Founded in 1999, the Southern African Federation Against Copyright Theft (SAFACT) has been fighting piracy for nearly two decades.
The group was long supported by a variety of media industry groups, but in recent years, things have gone downhill.
While the group still lobbied for tougher anti-piracy measures recently, SAFACT’s official website and social media accounts have been quiet for years.
In recent months matters took a turn for the worse. MyBroadband reports that the anti-piracy group is shutting down after several members decided to pull their funding.
Employees were informed about the decision to retrench in a letter they received mid-October. They were asked to vacate their offices and were promised one week in severance pay for every year served.

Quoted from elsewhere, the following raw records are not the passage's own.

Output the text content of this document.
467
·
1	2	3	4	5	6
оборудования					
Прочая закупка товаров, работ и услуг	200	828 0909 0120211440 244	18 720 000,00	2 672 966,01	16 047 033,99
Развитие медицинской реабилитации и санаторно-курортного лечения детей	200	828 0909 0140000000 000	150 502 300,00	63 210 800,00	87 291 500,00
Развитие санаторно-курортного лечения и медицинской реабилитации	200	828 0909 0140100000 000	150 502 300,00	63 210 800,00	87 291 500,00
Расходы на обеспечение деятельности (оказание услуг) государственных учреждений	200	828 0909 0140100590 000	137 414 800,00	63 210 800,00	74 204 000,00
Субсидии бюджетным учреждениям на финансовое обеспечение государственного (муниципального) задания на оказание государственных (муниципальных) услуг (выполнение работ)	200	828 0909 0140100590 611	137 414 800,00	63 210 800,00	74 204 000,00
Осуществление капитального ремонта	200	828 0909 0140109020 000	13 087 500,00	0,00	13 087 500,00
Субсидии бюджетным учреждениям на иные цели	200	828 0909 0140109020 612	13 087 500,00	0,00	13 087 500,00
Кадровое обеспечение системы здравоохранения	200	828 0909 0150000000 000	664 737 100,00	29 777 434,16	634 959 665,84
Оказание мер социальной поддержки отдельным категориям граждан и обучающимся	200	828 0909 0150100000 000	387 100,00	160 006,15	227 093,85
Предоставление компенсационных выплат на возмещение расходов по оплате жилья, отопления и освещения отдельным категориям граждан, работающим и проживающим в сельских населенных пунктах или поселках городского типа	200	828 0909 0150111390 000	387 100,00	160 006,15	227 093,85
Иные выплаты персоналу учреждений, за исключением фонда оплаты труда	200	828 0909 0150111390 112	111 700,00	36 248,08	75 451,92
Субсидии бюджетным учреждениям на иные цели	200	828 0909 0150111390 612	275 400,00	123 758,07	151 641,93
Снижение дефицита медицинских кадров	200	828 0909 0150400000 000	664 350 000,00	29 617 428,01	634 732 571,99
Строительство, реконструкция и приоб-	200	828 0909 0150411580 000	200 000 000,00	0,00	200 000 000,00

“The SAFACT board of directors do not believe that there is any compelling reasons that an organization such as SAFACT should still be in existence,” the letter, seen by MyBroadband, reads.
“It is not anticipated by the directors of SAFACT that any new members will want to fund SAFACT. SAFACT has effectively become dormant as it cannot operate without any funding.”
While no further details on the sudden course change were provided, recent scandals at the organization didn’t help.
Two of SAFACT’s female employees have accused a senior executive of sexual harassment. The executive refused to participate in the resulting disciplinary proceedings and resigned instead.
In addition, MyBroadband reports that a large sum of money disappeared and that there were various accusations of administrative and mismanagement. The company’s official records still list various directors who are no longer with the organization, for example.
Peter Dignan, Managing Director for United International Pictures in South Africa, is the current chair. When asked about the trouble he pointed to the lack of funding, without providing more detail.
Reportedly, all members – including the MPA, Disney Africa, and Multichoice – have either withdrawn their funding or indicated that they planned to do so. This left SAFACT with no other option than to close shop.
Over the past several years, the anti-piracy group has been in the news on several occasions, booking some successes locally. For example, it was the driving force behind South Africa’s first online piracy case, where a Pirate Bay user was sentenced to five years in prison.